ON YOUR RADAR: Zamarin Wahdat

Wednesday, Apr 19, 2017

Zamarin Wahdat

“ON YOUR RADAR” IS A WEEKLY GRAD FILM NEWS SEGMENT THAT FEATURES A STUDENT PICKED AT RANDOM.

ZAMARIN WAHDAT IS CURRENTLY A 3RD YEAR STUDENT AT GRAD FILM. WE ASKED HER A FEW QUESTIONS AND HERE’S WHAT SHE HAD TO SAY:

Where do you consider home and what is it like there?

Home.

I remember my first home. It was a big apartment complex, with long corridors, a shared community kitchen and a lot of other kids from different countries. We all spoke in different languages. But when you play you don’t need words. We created our language in our own world. A place in between.

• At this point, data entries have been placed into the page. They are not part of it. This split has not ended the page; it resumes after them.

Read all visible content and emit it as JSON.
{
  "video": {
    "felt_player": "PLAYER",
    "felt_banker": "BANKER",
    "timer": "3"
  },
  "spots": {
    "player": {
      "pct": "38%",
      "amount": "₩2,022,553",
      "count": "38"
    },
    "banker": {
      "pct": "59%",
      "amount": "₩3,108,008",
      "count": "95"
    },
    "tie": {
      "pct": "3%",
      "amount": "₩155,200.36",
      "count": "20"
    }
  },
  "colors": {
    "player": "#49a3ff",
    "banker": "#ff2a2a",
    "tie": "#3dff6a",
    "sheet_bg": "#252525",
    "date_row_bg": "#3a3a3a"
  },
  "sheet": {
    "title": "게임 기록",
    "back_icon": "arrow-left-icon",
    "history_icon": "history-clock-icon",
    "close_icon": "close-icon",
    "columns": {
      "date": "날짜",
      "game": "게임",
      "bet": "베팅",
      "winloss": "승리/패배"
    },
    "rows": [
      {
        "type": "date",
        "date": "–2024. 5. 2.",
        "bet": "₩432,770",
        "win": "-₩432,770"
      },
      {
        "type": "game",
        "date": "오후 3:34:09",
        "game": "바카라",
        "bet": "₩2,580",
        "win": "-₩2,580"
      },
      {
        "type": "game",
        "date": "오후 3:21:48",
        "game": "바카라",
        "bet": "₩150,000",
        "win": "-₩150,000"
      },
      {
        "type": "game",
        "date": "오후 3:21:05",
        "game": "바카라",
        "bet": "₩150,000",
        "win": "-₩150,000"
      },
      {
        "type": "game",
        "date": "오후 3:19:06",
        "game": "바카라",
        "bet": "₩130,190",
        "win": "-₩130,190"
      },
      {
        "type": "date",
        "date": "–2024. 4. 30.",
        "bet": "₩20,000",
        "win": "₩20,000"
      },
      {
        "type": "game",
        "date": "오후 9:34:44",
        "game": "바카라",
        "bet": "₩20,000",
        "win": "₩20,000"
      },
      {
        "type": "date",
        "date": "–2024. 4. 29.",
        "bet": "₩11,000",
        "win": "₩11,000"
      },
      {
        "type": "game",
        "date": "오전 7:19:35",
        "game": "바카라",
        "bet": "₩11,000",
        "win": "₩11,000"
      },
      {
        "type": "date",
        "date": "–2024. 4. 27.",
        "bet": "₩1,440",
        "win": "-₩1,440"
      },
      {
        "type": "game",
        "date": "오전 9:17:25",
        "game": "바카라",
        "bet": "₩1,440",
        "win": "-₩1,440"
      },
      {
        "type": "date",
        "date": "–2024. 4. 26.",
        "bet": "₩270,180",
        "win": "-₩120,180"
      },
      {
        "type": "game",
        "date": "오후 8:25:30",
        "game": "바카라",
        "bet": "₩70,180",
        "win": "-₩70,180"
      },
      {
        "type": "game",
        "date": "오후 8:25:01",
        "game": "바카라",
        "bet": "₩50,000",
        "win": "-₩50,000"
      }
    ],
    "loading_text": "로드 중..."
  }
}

This was back in Hamburg, Germany. The town I grew up in. My family left Afghanistan when I was very young and this was our first home after a year long journey. Growing up in two different cultures that could not be more opposite, I learned from a young age on how to transition from one world to the other.

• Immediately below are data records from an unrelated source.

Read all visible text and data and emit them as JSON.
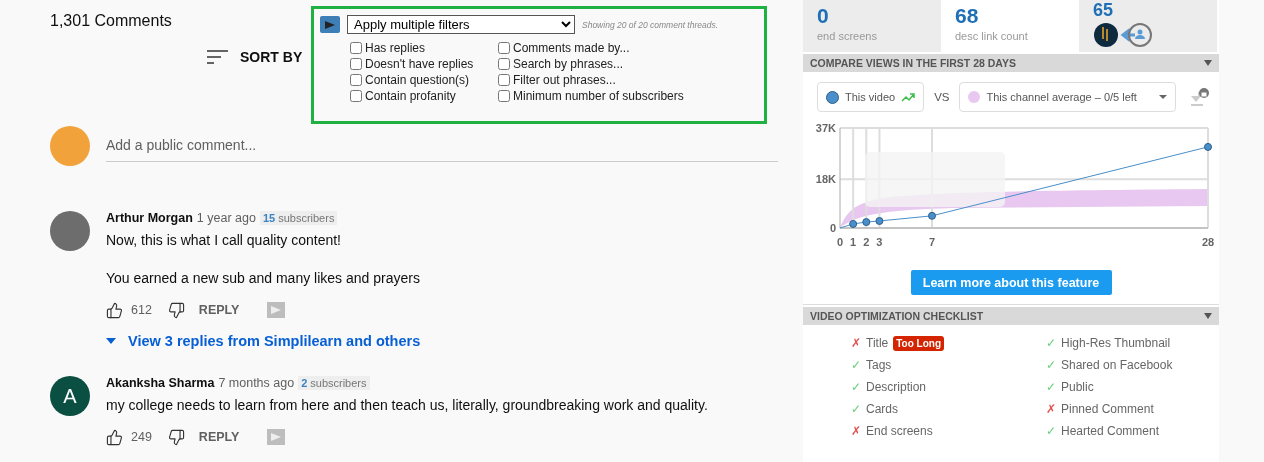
{
  "comments_header": {
    "count": "1,301 Comments",
    "sort_label": "SORT BY"
  },
  "filter_panel": {
    "mode": "Apply multiple filters",
    "status": "Showing 20 of 20 comment threads.",
    "filters": [
      {
        "label": "Has replies",
        "checked": false
      },
      {
        "label": "Comments made by...",
        "checked": false
      },
      {
        "label": "Doesn't have replies",
        "checked": false
      },
      {
        "label": "Search by phrases...",
        "checked": false
      },
      {
        "label": "Contain question(s)",
        "checked": false
      },
      {
        "label": "Filter out phrases...",
        "checked": false
      },
      {
        "label": "Contain profanity",
        "checked": false
      },
      {
        "label": "Minimum number of subscribers",
        "checked": false
      }
    ]
  },
  "add_comment": {
    "placeholder": "Add a public comment..."
  },
  "comments": [
    {
      "author": "Arthur Morgan",
      "time": "1 year ago",
      "subscriber_count": "15",
      "subscriber_label": "subscribers",
      "avatar": {
        "kind": "photo"
      },
      "paragraphs": [
        "Now, this is what I call quality content!",
        "You earned a new sub and many likes and prayers"
      ],
      "likes": "612",
      "reply": "REPLY",
      "replies_link": "View 3 replies from Simplilearn and others"
    },
    {
      "author": "Akanksha Sharma",
      "time": "7 months ago",
      "subscriber_count": "2",
      "subscriber_label": "subscribers",
      "avatar": {
        "kind": "letter",
        "letter": "A"
      },
      "paragraphs": [
        "my college needs to learn from here and then teach us, literally, groundbreaking work and quality."
      ],
      "likes": "249",
      "reply": "REPLY"
    }
  ],
  "stats": [
    {
      "value": "0",
      "label": "end screens",
      "highlighted": false
    },
    {
      "value": "68",
      "label": "desc link count",
      "highlighted": true
    },
    {
      "value": "65",
      "highlighted": false
    }
  ],
  "compare": {
    "title": "COMPARE VIEWS IN THE FIRST 28 DAYS",
    "vs": "VS",
    "average": "This channel average  –  0/5 left",
    "learn_button": "Learn more about this feature",
    "chart_data": {
      "type": "line",
      "x": [
        0,
        1,
        2,
        3,
        7,
        28
      ],
      "series": [
        {
          "name": "This video",
          "color": "#4a8fcb",
          "values": [
            0,
            1500,
            2200,
            2600,
            4500,
            30000
          ],
          "marker": "circle"
        }
      ],
      "xticks": [
        0,
        1,
        2,
        3,
        7,
        28
      ],
      "xlim": [
        0,
        28
      ],
      "grid": true,
      "ylim": [
        0,
        37000
      ],
      "yticks": [
        {
          "value": 0,
          "label": "0"
        },
        {
          "value": 18000,
          "label": "18K"
        },
        {
          "value": 37000,
          "label": "37K"
        }
      ]
    }
  },
  "checklist": {
    "title": "VIDEO OPTIMIZATION CHECKLIST",
    "items": [
      {
        "mark": "✗",
        "label": "Title",
        "passed": false,
        "badge": "Too Long"
      },
      {
        "mark": "✓",
        "label": "High-Res Thumbnail",
        "passed": true
      },
      {
        "mark": "✓",
        "label": "Tags",
        "passed": true
      },
      {
        "mark": "✓",
        "label": "Shared on Facebook",
        "passed": true
      },
      {
        "mark": "✓",
        "label": "Description",
        "passed": true
      },
      {
        "mark": "✓",
        "label": "Public",
        "passed": true
      },
      {
        "mark": "✓",
        "label": "Cards",
        "passed": true
      },
      {
        "mark": "✗",
        "label": "Pinned Comment",
        "passed": false
      },
      {
        "mark": "✗",
        "label": "End screens",
        "passed": false
      },
      {
        "mark": "✓",
        "label": "Hearted Comment",
        "passed": true
      }
    ]
  }
}
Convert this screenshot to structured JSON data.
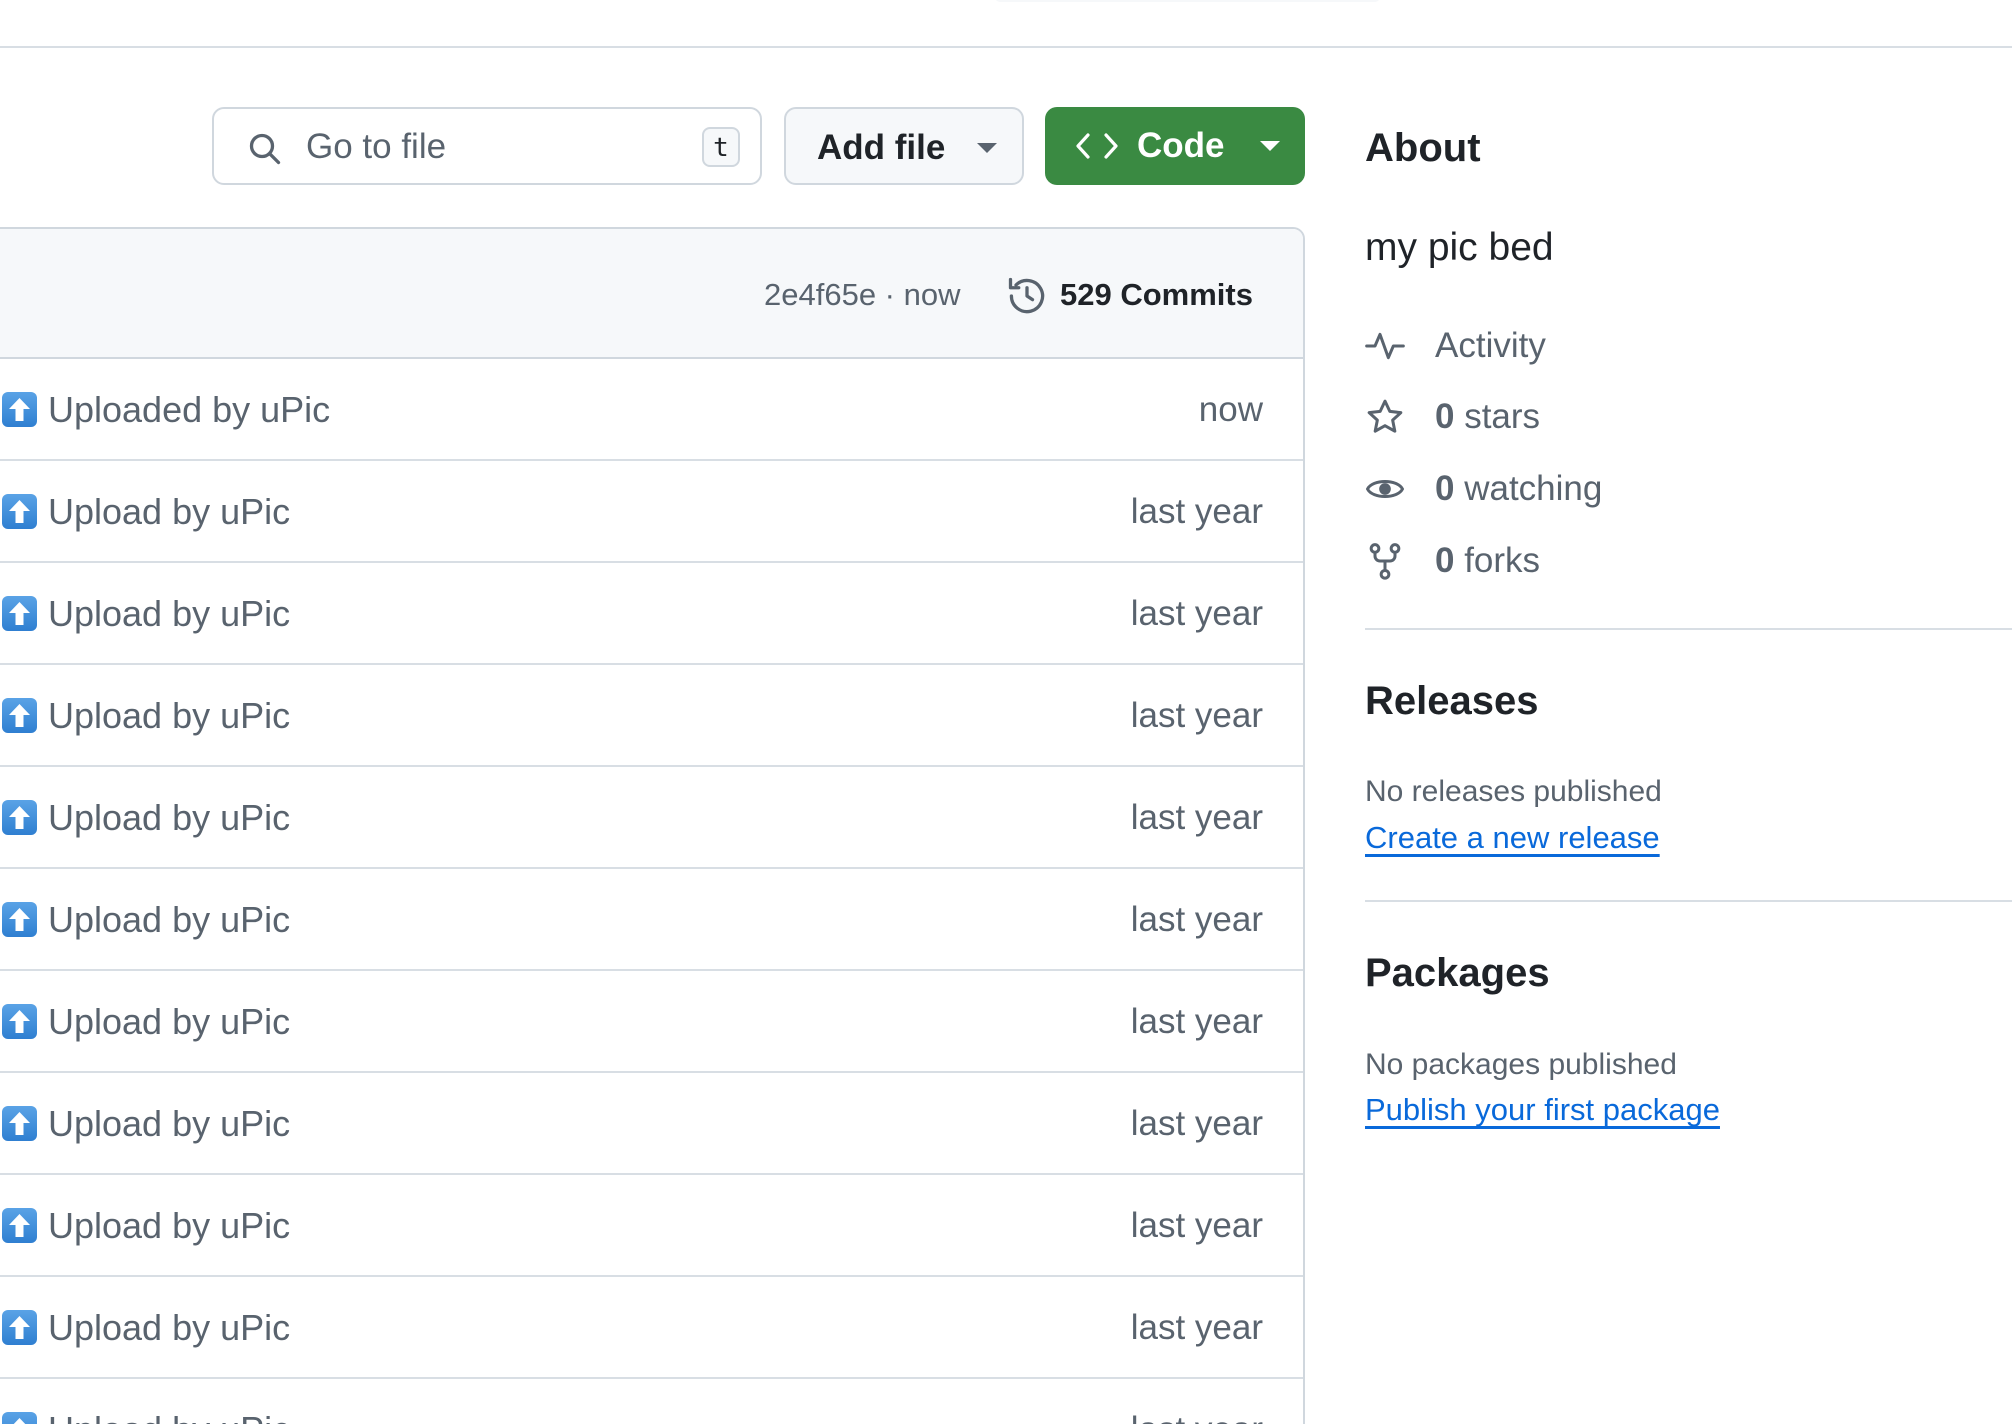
{
  "toolbar": {
    "search_placeholder": "Go to file",
    "search_shortcut": "t",
    "add_file_label": "Add file",
    "code_label": "Code",
    "code_button_color": "#3a8a42"
  },
  "commit_header": {
    "sha_time": "2e4f65e · now",
    "commits_label": "529 Commits"
  },
  "files": [
    {
      "icon": "arrow-up-emoji",
      "message": "Uploaded by uPic",
      "time": "now"
    },
    {
      "icon": "arrow-up-emoji",
      "message": "Upload by uPic",
      "time": "last year"
    },
    {
      "icon": "arrow-up-emoji",
      "message": "Upload by uPic",
      "time": "last year"
    },
    {
      "icon": "arrow-up-emoji",
      "message": "Upload by uPic",
      "time": "last year"
    },
    {
      "icon": "arrow-up-emoji",
      "message": "Upload by uPic",
      "time": "last year"
    },
    {
      "icon": "arrow-up-emoji",
      "message": "Upload by uPic",
      "time": "last year"
    },
    {
      "icon": "arrow-up-emoji",
      "message": "Upload by uPic",
      "time": "last year"
    },
    {
      "icon": "arrow-up-emoji",
      "message": "Upload by uPic",
      "time": "last year"
    },
    {
      "icon": "arrow-up-emoji",
      "message": "Upload by uPic",
      "time": "last year"
    },
    {
      "icon": "arrow-up-emoji",
      "message": "Upload by uPic",
      "time": "last year"
    },
    {
      "icon": "arrow-up-emoji",
      "message": "Upload by uPic",
      "time": "last year"
    }
  ],
  "about": {
    "title": "About",
    "description": "my pic bed",
    "activity_label": "Activity",
    "stars_count": "0",
    "stars_label": "stars",
    "watching_count": "0",
    "watching_label": "watching",
    "forks_count": "0",
    "forks_label": "forks"
  },
  "releases": {
    "title": "Releases",
    "empty_text": "No releases published",
    "link_text": "Create a new release"
  },
  "packages": {
    "title": "Packages",
    "empty_text": "No packages published",
    "link_text": "Publish your first package"
  },
  "colors": {
    "link": "#0969da",
    "muted": "#59636e",
    "border": "#d0d7de"
  }
}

For me home is my mother’s smell. Home is my father’s hand resting on my forehead when I have a fever.

What or who is inspiring you right now and why?

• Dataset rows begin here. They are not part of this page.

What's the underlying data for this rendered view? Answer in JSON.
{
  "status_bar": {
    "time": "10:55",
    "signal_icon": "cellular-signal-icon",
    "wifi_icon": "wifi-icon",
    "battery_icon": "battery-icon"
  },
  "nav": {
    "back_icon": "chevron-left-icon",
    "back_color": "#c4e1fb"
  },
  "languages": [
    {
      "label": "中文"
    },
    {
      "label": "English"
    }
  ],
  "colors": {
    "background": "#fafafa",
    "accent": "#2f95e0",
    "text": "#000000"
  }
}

Henri Cartier Bresson - the founder of street photography. There is something about photography I find very human. Holding a camera allows one to slow down and observe the environment and its people to the smallest details. Sometimes that ends up with a lot of waiting. And then there is this moment, it can be a small simple gesture and everything falls into place. You press the shutter and capture this moment forever.

For me photography is writing with the camera. That is why I am drawn to cinematography. Translating words into images. Adapting someone else's point of view, by keeping your own.

As fundamentally it is about observing and listening to your surroundings and the people around you. It is in the everyday that I get inspired. If you listen carefully enough, there is a story hidden on every street corner, in each human being.

What has been your most rewarding experience at NYU Tisch Grad Film so far?
Getting introduced to the foley room. If it were not for cinematography I would spend most of my time recording sound effects.

That is to say being at Tisch allowed me to learn every aspect of filmmaking and to take into account each department. That is the foundation of a good collaboration. To fall in love with the process, to allow yourself to make mistakes, to fix these mistakes together, to laugh about them and ultimately to learn.

Being able to collaborate with very talented classmates and friends, to be guided by our mentors in a very honest and nourishing way, allowed me to grow as a filmmaker and cinematographer.

“If you want to walk fast, walk alone, but if you want to get far walk with others.”